Bayesian Spam Filtering

Matts on 2002-09-04T12:50:51

Is anyone else sick of all these new bayesian spam filtering projects popping up everywhere now that Paul Graham has translated the theses on it into plain english? I've now counted at least 8, and I haven't gone out searching yet.

OK, maybe I'm just annoyed since I had to do my own translation before that article, and now everyone else has just jumped on the bandwagon given PG's code, without really understanding the underpinnings of it.

Bah humbug.


Me! Me!

gnat on 2002-09-04T18:56:47

I'm sick of it, too, for exactly the same reasons. BN is cool now the way Neural Networks were a while ago. And people are blindly using them the same way they blindly used NNs--copying code and not knowing the limits of the technology, how to improve it, or when it's fundamentally inappropriate to be used.

Bah! Humbug!

--Nat

Re:Me! Me!

petdance on 2002-09-04T19:54:51

So what should they be doing instead? Not producing code? What's wrong with experimentation and seeing what works?

And people are blindly using them the same way they blindly used NNs--copying code and not knowing the limits of the technology, how to improve it, or when it's fundamentally inappropriate to be used.

I don't see how that's harmful, really.

Re:Me! Me!

Matts on 2002-09-04T21:26:45

My point was that nobody is experimenting or innovating here. It's the same thing the open source community does over and over again - sees something cool and develops fifteen billion copies of the same code. Eventually you end up with a concensus on a libbayesianspam, but it takes forever to get to that point, and meanwhile there's no innovation, just mindless cargo-cult copying of code.

I'd rather see people try and think of new ways to stop spam, instead of copying code just to have a new and popular project.

Re:Me! Me!

petdance on 2002-09-04T21:45:42

I'd rather see people try and think of new ways to stop spam, instead of copying code just to have a new and popular project.

I'm not sure you can attribute their motivations to wanting to have a "new and popular project". That's a lot of mind-reading skill that I don't have.

But yes, projects pop up and die off, and the strongest survive. The survivors usually slurp up the castoffs, too, or those with less expertise hook up with someone else. In a couple of months, those who are just in it for the short-term win of having a project will lose interest.

Re:Me! Me!

gnat on 2002-09-04T21:43:34

It's not experimentation, though. You've got people reimplementing existing code. Big whoop. If you don't really know what you're doing, you don't know how to make meaningful changes, and you're not really experimenting, you're just fucking around. And fucking around is okay, but take your hand off your cock and don't pretend it's Your Great Spam Solution when it's really Paul Graham's Great Spam Solution Reimplemented In Your Favourite Language With Your Name In The Comments.

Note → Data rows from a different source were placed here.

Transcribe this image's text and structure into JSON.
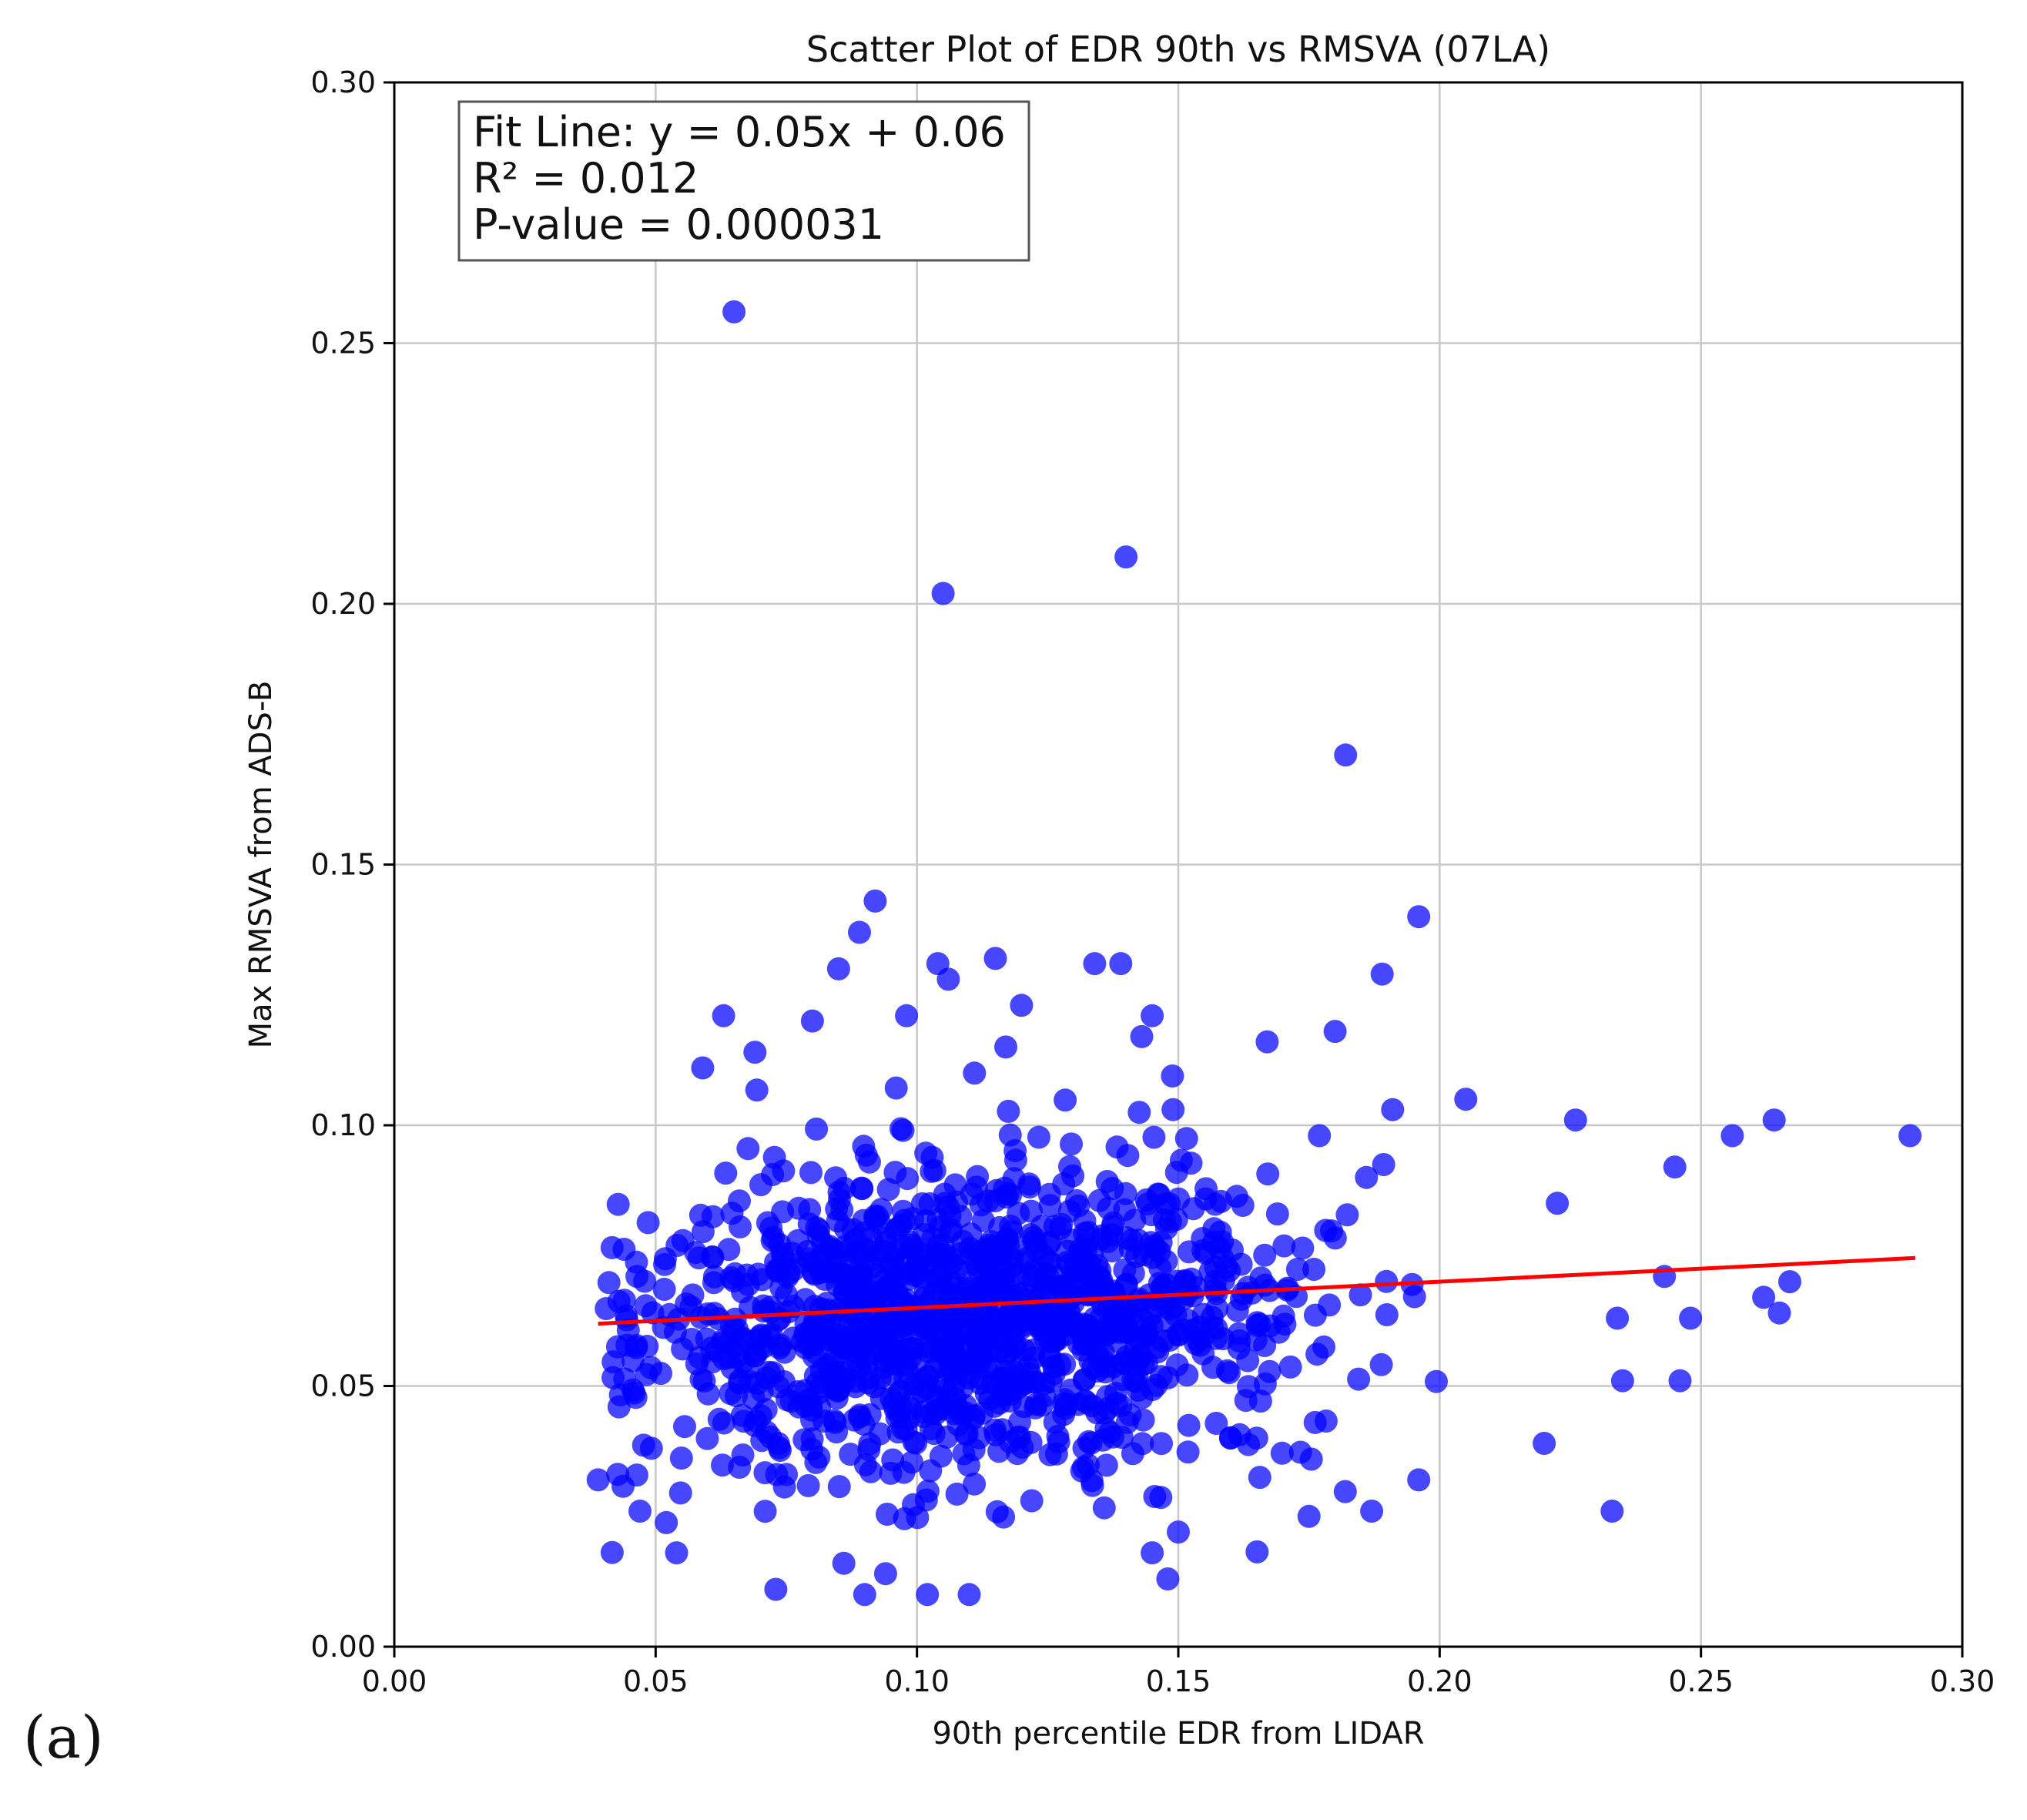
{
  "panel_label": "(a)",
  "colors": {
    "points": "#0000ff",
    "fit_line": "#ff0000",
    "grid": "#c8c8c8",
    "axes": "#000000"
  },
  "chart_data": {
    "type": "scatter",
    "title": "Scatter Plot of EDR 90th vs RMSVA (07LA)",
    "xlabel": "90th percentile EDR from LIDAR",
    "ylabel": "Max RMSVA from ADS-B",
    "xlim": [
      0.0,
      0.3
    ],
    "ylim": [
      0.0,
      0.3
    ],
    "xticks": [
      "0.00",
      "0.05",
      "0.10",
      "0.15",
      "0.20",
      "0.25",
      "0.30"
    ],
    "yticks": [
      "0.00",
      "0.05",
      "0.10",
      "0.15",
      "0.20",
      "0.25",
      "0.30"
    ],
    "grid": true,
    "annotation": {
      "lines": [
        "Fit Line: y = 0.05x + 0.06",
        "R² = 0.012",
        "P-value = 0.000031"
      ],
      "placement": "top-left"
    },
    "fit_line": {
      "slope": 0.05,
      "intercept": 0.06,
      "x_range": [
        0.039,
        0.291
      ]
    },
    "outliers": [
      [
        0.065,
        0.256
      ],
      [
        0.14,
        0.209
      ],
      [
        0.105,
        0.202
      ],
      [
        0.182,
        0.171
      ],
      [
        0.092,
        0.143
      ],
      [
        0.196,
        0.14
      ],
      [
        0.089,
        0.137
      ],
      [
        0.104,
        0.131
      ],
      [
        0.115,
        0.132
      ],
      [
        0.134,
        0.131
      ],
      [
        0.139,
        0.131
      ],
      [
        0.106,
        0.128
      ],
      [
        0.189,
        0.129
      ],
      [
        0.085,
        0.13
      ],
      [
        0.063,
        0.121
      ],
      [
        0.12,
        0.123
      ],
      [
        0.098,
        0.121
      ],
      [
        0.145,
        0.121
      ],
      [
        0.08,
        0.12
      ],
      [
        0.18,
        0.118
      ],
      [
        0.167,
        0.116
      ],
      [
        0.143,
        0.117
      ],
      [
        0.117,
        0.115
      ],
      [
        0.069,
        0.114
      ],
      [
        0.059,
        0.111
      ],
      [
        0.111,
        0.11
      ],
      [
        0.205,
        0.105
      ],
      [
        0.226,
        0.101
      ],
      [
        0.264,
        0.101
      ],
      [
        0.256,
        0.098
      ],
      [
        0.29,
        0.098
      ],
      [
        0.191,
        0.103
      ],
      [
        0.149,
        0.103
      ],
      [
        0.245,
        0.092
      ],
      [
        0.262,
        0.067
      ],
      [
        0.267,
        0.07
      ],
      [
        0.265,
        0.064
      ],
      [
        0.248,
        0.063
      ],
      [
        0.243,
        0.071
      ],
      [
        0.234,
        0.063
      ],
      [
        0.233,
        0.026
      ],
      [
        0.235,
        0.051
      ],
      [
        0.246,
        0.051
      ],
      [
        0.039,
        0.032
      ],
      [
        0.043,
        0.046
      ],
      [
        0.047,
        0.026
      ],
      [
        0.054,
        0.018
      ],
      [
        0.073,
        0.011
      ],
      [
        0.086,
        0.016
      ],
      [
        0.09,
        0.01
      ],
      [
        0.094,
        0.014
      ],
      [
        0.102,
        0.01
      ],
      [
        0.11,
        0.01
      ],
      [
        0.148,
        0.013
      ],
      [
        0.15,
        0.022
      ],
      [
        0.145,
        0.018
      ],
      [
        0.175,
        0.025
      ],
      [
        0.187,
        0.026
      ],
      [
        0.196,
        0.032
      ],
      [
        0.22,
        0.039
      ],
      [
        0.177,
        0.098
      ],
      [
        0.186,
        0.09
      ],
      [
        0.16,
        0.04
      ],
      [
        0.165,
        0.04
      ]
    ],
    "cluster": {
      "description": "dense main cloud of points",
      "x_center": 0.11,
      "x_spread": 0.032,
      "y_center": 0.062,
      "y_spread": 0.014,
      "count": 1300
    }
  }
}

That's what really chafes my ass, the idea that you are a l33t h4ck3r by using some cool algorithm that you have no actual understanding of. I'll bet you that 9/10 of these people can't even tell you what Bayes' Law is, let alone how their code really works. And it's not even that I'm an expert pissed off that these people are sullying my ground--I've read one book and am happy to admit that I don't know shit. But I do realize how damn hard it really is.

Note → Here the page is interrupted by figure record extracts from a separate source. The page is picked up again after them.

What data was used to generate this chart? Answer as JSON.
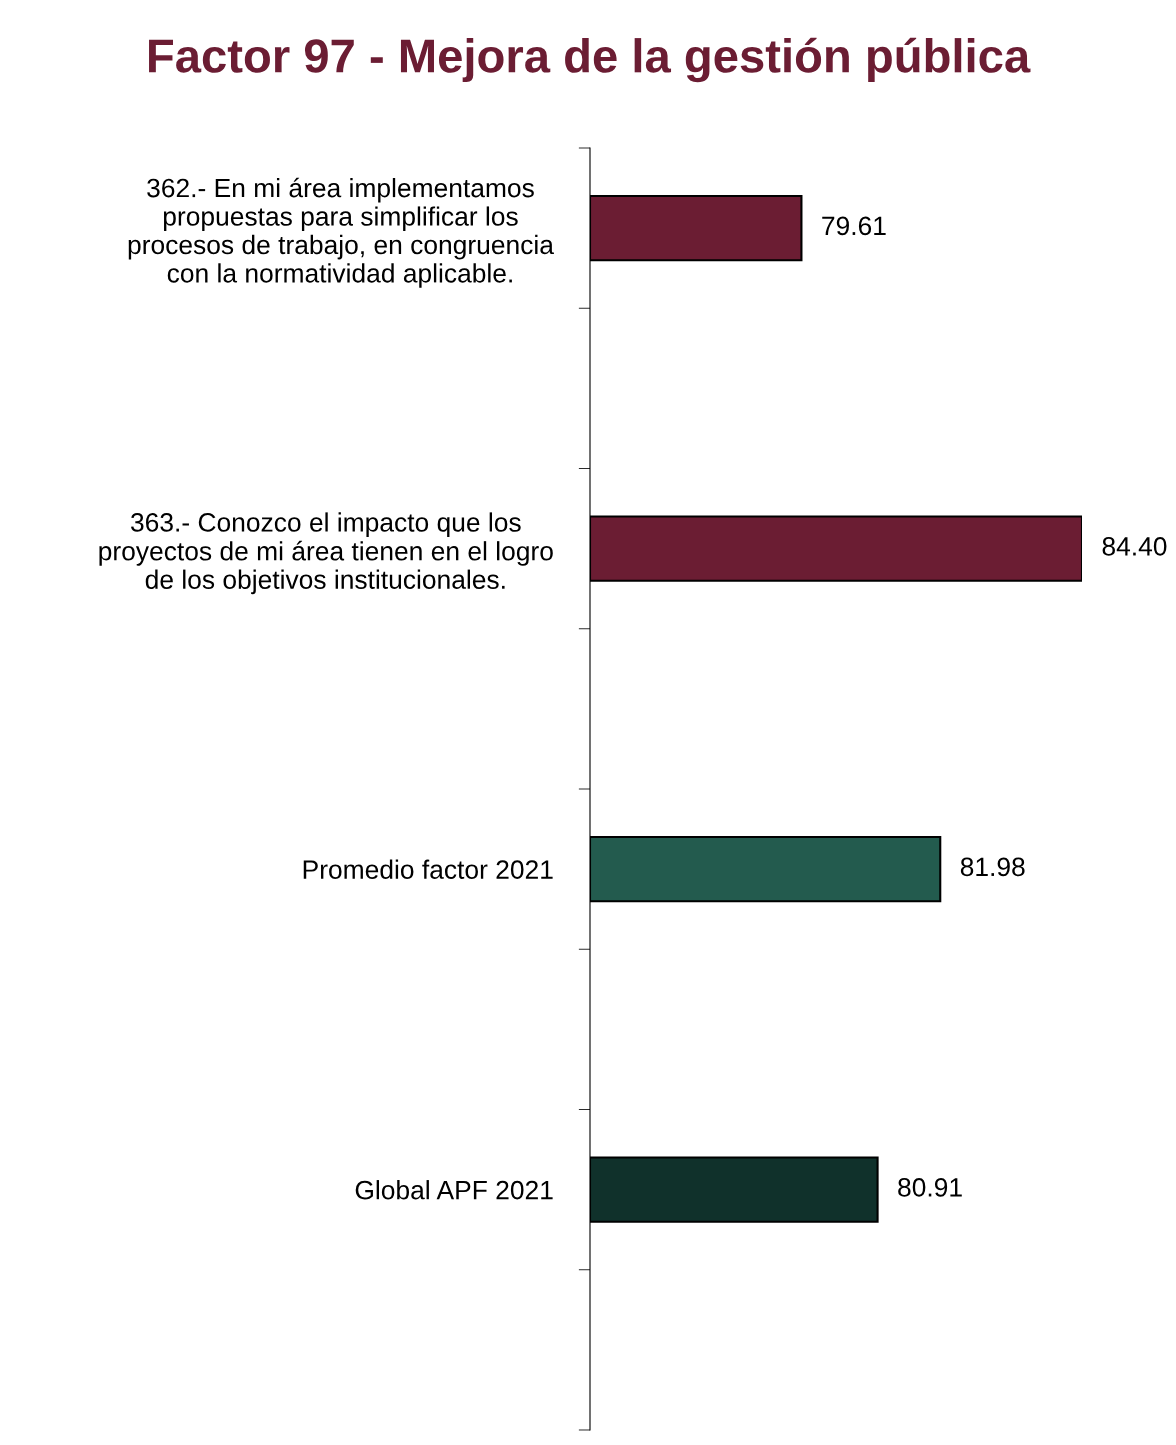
{
  "chart_data": {
    "type": "bar",
    "orientation": "horizontal",
    "title": "Factor 97 - Mejora de la gestión pública",
    "categories": [
      "362.- En mi área implementamos\npropuestas para simplificar los\nprocesos de trabajo, en congruencia\ncon la normatividad aplicable.",
      null,
      "363.- Conozco el impacto que los\nproyectos de mi área tienen en el logro\nde los objetivos institucionales.",
      null,
      "Promedio factor 2021",
      null,
      "Global APF 2021",
      null
    ],
    "values": [
      79.61,
      null,
      84.4,
      null,
      81.98,
      null,
      80.91,
      null
    ],
    "value_labels": [
      "79.61",
      null,
      "84.40",
      null,
      "81.98",
      null,
      "80.91",
      null
    ],
    "colors": [
      "#6b1d33",
      null,
      "#6b1d33",
      null,
      "#235b4e",
      null,
      "#10312b",
      null
    ],
    "xlim": [
      76,
      84.4
    ],
    "grid": false,
    "legend": false,
    "tick_labels": "y"
  }
}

I refer you to my earlier statement: bah, humbug :-)

--Nat

Re:Me! Me!

petdance on 2002-09-04T21:50:12

don't pretend it's Your Great Spam Solution when it's really Paul Graham's Great Spam Solution Reimplemented In Your Favourite Language With Your Name In The Comments.

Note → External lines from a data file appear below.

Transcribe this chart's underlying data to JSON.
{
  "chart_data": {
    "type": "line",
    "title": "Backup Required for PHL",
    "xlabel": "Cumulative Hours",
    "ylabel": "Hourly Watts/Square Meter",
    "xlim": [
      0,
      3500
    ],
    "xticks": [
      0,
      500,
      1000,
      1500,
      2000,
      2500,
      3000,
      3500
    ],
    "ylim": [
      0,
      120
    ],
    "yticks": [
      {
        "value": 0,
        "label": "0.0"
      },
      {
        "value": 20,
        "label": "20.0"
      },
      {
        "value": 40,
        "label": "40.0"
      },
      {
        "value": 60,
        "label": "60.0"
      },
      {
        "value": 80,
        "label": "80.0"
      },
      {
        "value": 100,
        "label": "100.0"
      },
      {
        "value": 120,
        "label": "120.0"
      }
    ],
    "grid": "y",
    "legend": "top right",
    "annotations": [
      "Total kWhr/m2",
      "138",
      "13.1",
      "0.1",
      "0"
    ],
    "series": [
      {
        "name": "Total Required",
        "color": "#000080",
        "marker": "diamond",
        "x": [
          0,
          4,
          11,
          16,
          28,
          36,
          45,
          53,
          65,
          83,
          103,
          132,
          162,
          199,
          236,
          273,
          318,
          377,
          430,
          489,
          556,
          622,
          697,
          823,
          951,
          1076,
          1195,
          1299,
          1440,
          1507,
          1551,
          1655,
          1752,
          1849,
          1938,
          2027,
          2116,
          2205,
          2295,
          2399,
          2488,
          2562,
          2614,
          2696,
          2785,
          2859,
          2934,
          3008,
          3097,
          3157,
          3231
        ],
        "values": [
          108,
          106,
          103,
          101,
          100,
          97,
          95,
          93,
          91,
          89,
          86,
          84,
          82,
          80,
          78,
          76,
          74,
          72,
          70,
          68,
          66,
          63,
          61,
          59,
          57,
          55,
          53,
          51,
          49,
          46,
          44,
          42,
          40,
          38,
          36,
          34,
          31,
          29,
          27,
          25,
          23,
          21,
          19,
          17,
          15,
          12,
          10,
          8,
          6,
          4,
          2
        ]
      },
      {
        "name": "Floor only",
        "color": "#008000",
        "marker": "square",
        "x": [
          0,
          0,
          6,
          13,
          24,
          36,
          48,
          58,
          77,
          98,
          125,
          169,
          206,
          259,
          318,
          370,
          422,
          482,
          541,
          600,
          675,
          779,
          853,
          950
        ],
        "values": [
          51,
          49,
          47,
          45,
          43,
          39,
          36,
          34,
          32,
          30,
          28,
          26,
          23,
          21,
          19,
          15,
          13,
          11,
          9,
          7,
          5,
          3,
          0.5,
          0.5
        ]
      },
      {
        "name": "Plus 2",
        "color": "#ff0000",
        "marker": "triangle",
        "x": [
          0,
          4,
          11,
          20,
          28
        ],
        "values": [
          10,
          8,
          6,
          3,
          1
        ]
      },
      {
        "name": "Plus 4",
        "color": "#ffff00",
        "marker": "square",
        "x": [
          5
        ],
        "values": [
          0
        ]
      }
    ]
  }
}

Are people actually trying to take credit without crediting Paul Graham?

And do you not see the value in "Reimplementing In Your Favorite Language"? That seems like a step forward to me...

I guess my point is that I'd rather that a dozen people do something, even if it's only incremental benefit, then a dozen people do nothing.

Re:Me! Me!

mosch on 2002-10-16T02:20:13

Oddly enough, not everybody who is implementing Bayesian spam filtering is doing it without an understanding of Bayes law. Surprisingly, quite a few programmers have strong math backgrounds.

Some of us just saw the idea while in the middle of a web-mail project and decided to include Bayesian filtering as a feature.